Паулинка умерла среди чужих. Нет у нее тут никого, только они, Менкины, знают ее, да Лычкова, добрый человек. И надо бы — у него с души камень свалится, — чтоб ее достойно проводили и уложили в землю. Но если провожать Паулинку они пойдут только втроем, он боится, очень грустно будет всем. Никогда не выгорит в душе его кривда, нанесенная Паулинке. Хоть после смерти-то, чтоб не была она одна… Лычкова же, добрый человек, сама здешняя, так пусть позовет, кого знает, на похороны.

Лычкова обещала, что Паулинка уйдет не в одиночестве. Они еще увидят!

После этого посидели за столиком, потолковали о том о сем, как положено гостям. Томаш за разговором все теребил бахрому скатерти, потом провел пальцем по рамке настольной фотографии, на которую сперва не обратил внимания; машинально придвинул к себе этот свадебный снимок. И вдруг даже выпрямился — будто что-то озарило его. Невеста в белой фате, с букетом белых гладиолусов была очень красива, но и только. Как все невесты на таких снимках, она прильнула щекой к щеке жениха. Зато лицо молодого человека… такое мужественное, худощавое, тонкое лицо интеллигента, будто взрывалось непосредственной, самозабвенной улыбкой. Долго рассматривал его Томаш, не умея понять, — то ли он уже где-то видел это лицо, то ли просто оно ему нравится выразительностью черт.

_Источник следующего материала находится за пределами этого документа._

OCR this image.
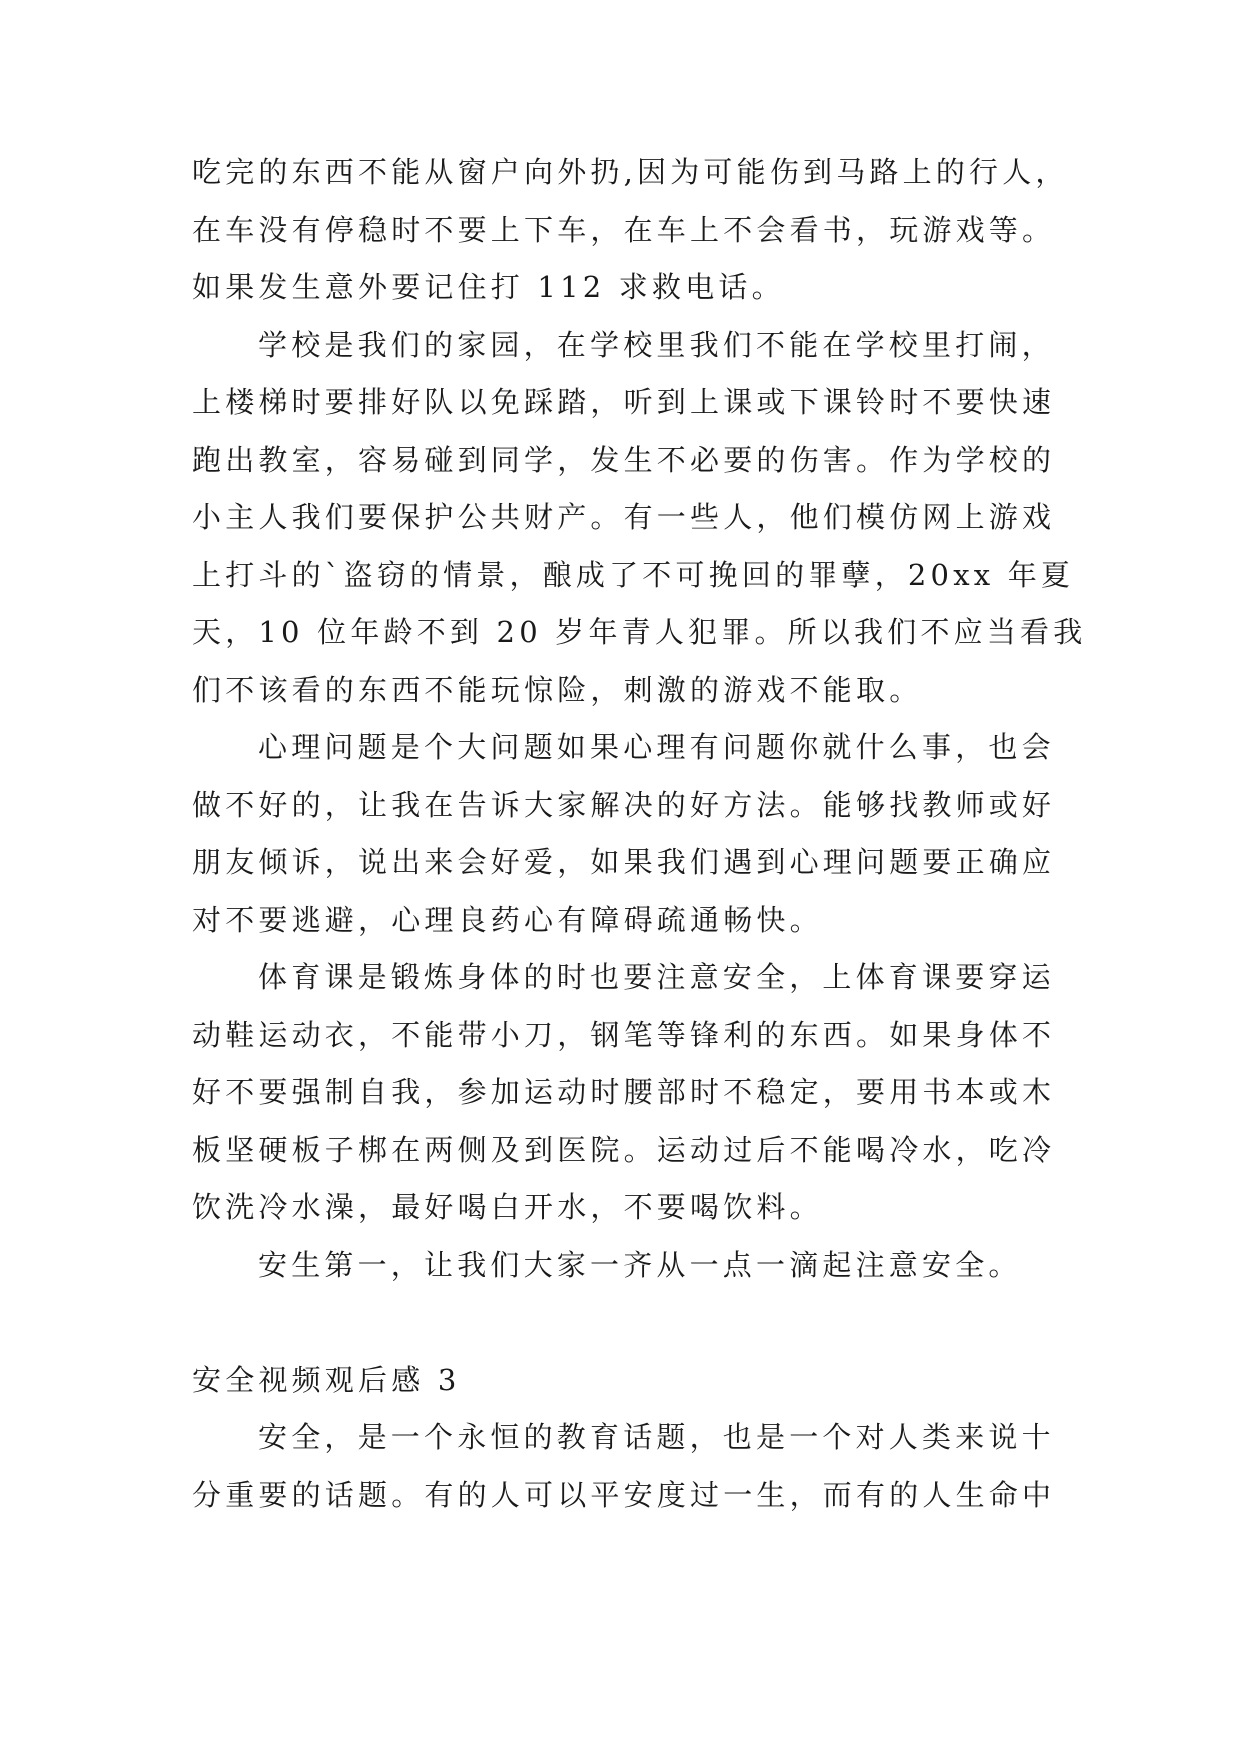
吃完的东西不能从窗户向外扔,因为可能伤到马路上的行人，
在车没有停稳时不要上下车，在车上不会看书，玩游戏等。
如果发生意外要记住打 112 求救电话。
学校是我们的家园，在学校里我们不能在学校里打闹，
上楼梯时要排好队以免踩踏，听到上课或下课铃时不要快速
跑出教室，容易碰到同学，发生不必要的伤害。作为学校的
小主人我们要保护公共财产。有一些人，他们模仿网上游戏
上打斗的`盗窃的情景，酿成了不可挽回的罪孽，20xx 年夏
天，10 位年龄不到 20 岁年青人犯罪。所以我们不应当看我
们不该看的东西不能玩惊险，刺激的游戏不能取。
心理问题是个大问题如果心理有问题你就什么事，也会
做不好的，让我在告诉大家解决的好方法。能够找教师或好
朋友倾诉，说出来会好爱，如果我们遇到心理问题要正确应
对不要逃避，心理良药心有障碍疏通畅快。
体育课是锻炼身体的时也要注意安全，上体育课要穿运
动鞋运动衣，不能带小刀，钢笔等锋利的东西。如果身体不
好不要强制自我，参加运动时腰部时不稳定，要用书本或木
板坚硬板子梆在两侧及到医院。运动过后不能喝冷水，吃冷
饮洗冷水澡，最好喝白开水，不要喝饮料。
安生第一，让我们大家一齐从一点一滴起注意安全。
安全视频观后感 3
安全，是一个永恒的教育话题，也是一个对人类来说十
分重要的话题。有的人可以平安度过一生，而有的人生命中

Томаш поднял глаза от свадебной фотографии, отставил ее и встретил взгляд материнских глаз. В них сияла гордость. По этому взгляду он понял, что для Лычковой сын ее — солнечная радость. В жизни ее он занимает самое значительное место, в ее бедном и строгом жилье — самое почетное.

Когда Менкины уходили, Лычкова пригласила их зайти еще как-нибудь. Томаш завоевал ее симпатию. Она вспомнила, что уже слыхала о Менкинах. И о молодом учителе тоже.

— Янко Лучана знаете? Озорник, но славный парнишка. Хвалил вас, он вас любит, — сказала Лычкова на прощанье. — Сами знаете, дети, они враз учуют, какого убеждения учитель.

5

Когда вышли от Лычковой, на дворе их ждал Янко Лучан. Подбежал к своему учителю, стал ластиться к нему ласковым щеночком.

— Пойдемте к нам, пан учитель! Мама вас уже ведь приглашала, а вы обещали и не пришли. Правда, пан учитель, пойдемте к нам!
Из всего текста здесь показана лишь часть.